Judson Brewer
The book descriptor is what drew me in – ‘train your brain to heal your mind’. in “Unwinding Anxiety”, Dr. Judson Brewer attempts to do this with a three act structure – set up, confrontation, resolution. In this context, identifying the triggers, understanding the why behind the cycles and updating the brain’s reward networks, and then tapping into the brain’s learning centres to break the cycles.
The book begins on point with the dictionary definition of anxiety – ‘a feeling of worry, nervousness, or unease, typically about an imminent event or something with an uncertain outcome’, born when our brain doesn’t have enough information to predict the future. Fear + Uncertainty = Anxiety. An early example of the author’s mother-in-law manifesting anxiety in the form of snapping (irritability) was something I could relate to (in my own behaviour!)
In the first part, the book also covers why the typical weapons against habits don’t work- willpower, immediate substitution, environment priming, and mindfulness. In the second part, I found the idea of changing behaviour by addressing ‘the felt experience of the rewards’ useful. This is different from thinking our way out of a behaviour, something that has failed for me in the past. Another reinforcement was about how reliving the past doesn’t really fix it, what we have is the present. In this section, the twenty one day habit-building timeframe is also debunked. The third section has useful frameworks like RAIN (Recognise, Allow/Accept, Investigate, Note) and a little part on meta worry – worrying about the next time you’ll worry. A final useful bit was not focusing on the ‘why’ of the anxiety, but instead on resolving it.

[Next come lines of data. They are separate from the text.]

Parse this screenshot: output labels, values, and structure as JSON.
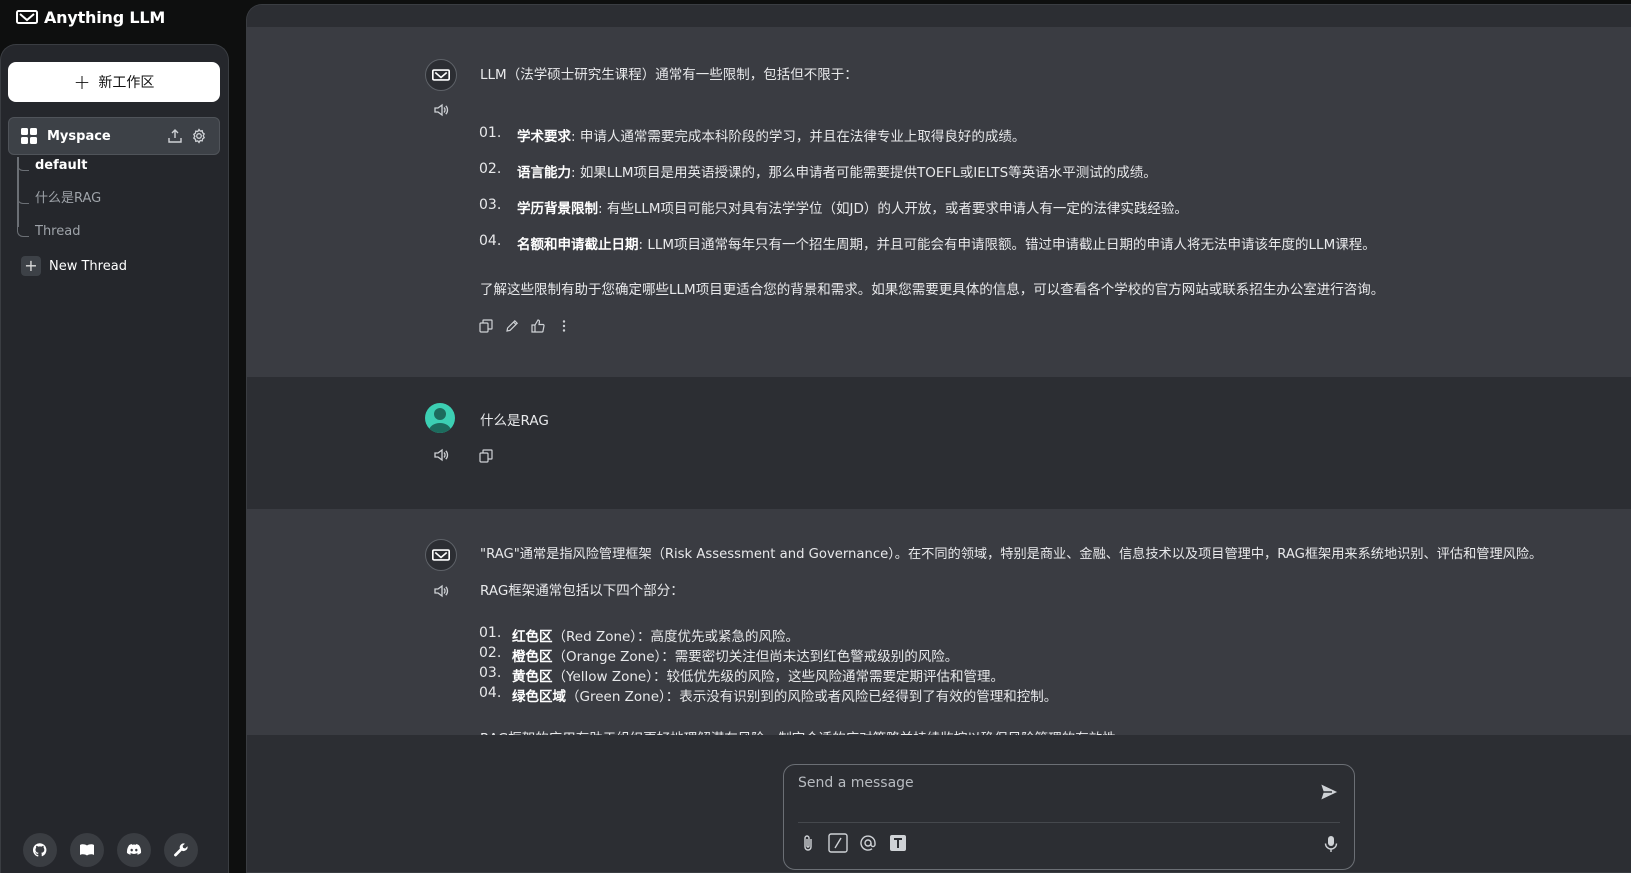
{
  "app": {
    "title": "Anything LLM"
  },
  "sidebar": {
    "new_workspace_label": "新工作区",
    "workspace": {
      "name": "Myspace"
    },
    "threads": [
      {
        "label": "default",
        "active": true
      },
      {
        "label": "什么是RAG",
        "active": false
      },
      {
        "label": "Thread",
        "active": false
      }
    ],
    "new_thread_label": "New Thread",
    "footer_icons": [
      "github-icon",
      "docs-book-icon",
      "discord-icon",
      "settings-wrench-icon"
    ]
  },
  "chat": {
    "messages": [
      {
        "role": "assistant",
        "intro": "LLM（法学硕士研究生课程）通常有一些限制，包括但不限于：",
        "items": [
          {
            "num": "01.",
            "title": "学术要求",
            "text": ": 申请人通常需要完成本科阶段的学习，并且在法律专业上取得良好的成绩。"
          },
          {
            "num": "02.",
            "title": "语言能力",
            "text": ": 如果LLM项目是用英语授课的，那么申请者可能需要提供TOEFL或IELTS等英语水平测试的成绩。"
          },
          {
            "num": "03.",
            "title": "学历背景限制",
            "text": ": 有些LLM项目可能只对具有法学学位（如JD）的人开放，或者要求申请人有一定的法律实践经验。"
          },
          {
            "num": "04.",
            "title": "名额和申请截止日期",
            "text": ": LLM项目通常每年只有一个招生周期，并且可能会有申请限额。错过申请截止日期的申请人将无法申请该年度的LLM课程。"
          }
        ],
        "outro": "了解这些限制有助于您确定哪些LLM项目更适合您的背景和需求。如果您需要更具体的信息，可以查看各个学校的官方网站或联系招生办公室进行咨询。"
      },
      {
        "role": "user",
        "text": "什么是RAG"
      },
      {
        "role": "assistant",
        "intro": "\"RAG\"通常是指风险管理框架（Risk Assessment and Governance）。在不同的领域，特别是商业、金融、信息技术以及项目管理中，RAG框架用来系统地识别、评估和管理风险。",
        "sub_intro": "RAG框架通常包括以下四个部分：",
        "items": [
          {
            "num": "01.",
            "title": "红色区",
            "text": "（Red Zone）：高度优先或紧急的风险。"
          },
          {
            "num": "02.",
            "title": "橙色区",
            "text": "（Orange Zone）：需要密切关注但尚未达到红色警戒级别的风险。"
          },
          {
            "num": "03.",
            "title": "黄色区",
            "text": "（Yellow Zone）：较低优先级的风险，这些风险通常需要定期评估和管理。"
          },
          {
            "num": "04.",
            "title": "绿色区域",
            "text": "（Green Zone）：表示没有识别到的风险或者风险已经得到了有效的管理和控制。"
          }
        ],
        "outro": "RAG框架的应用有助于组织更好地理解潜在风险，制定合适的应对策略并持续监控以确保风险管理的有效性。"
      }
    ]
  },
  "composer": {
    "placeholder": "Send a message"
  },
  "colors": {
    "app_bg": "#0e0f0f",
    "sidebar_bg": "#25272c",
    "main_bg": "#2c2e33",
    "assistant_bg": "#3a3c42",
    "user_avatar": "#3ccfb3"
  }
}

While the title says anxiety, I felt that a lot of the book was about addiction and bad habits (smoking, overeating, alcoholism etc) and the habit changing methods that you would find in other books like The Power of Habit, or Atomic Habits. If it’s specifically anti-anxiety tips that you’re reading this for, I am not sure how useful it would be. It is arguable that anxiety is a habit, and what works for changing other habits can work for this as well. Somehow, I think that might be a superficial cure, and we don’t really know how to fix the real problem yet.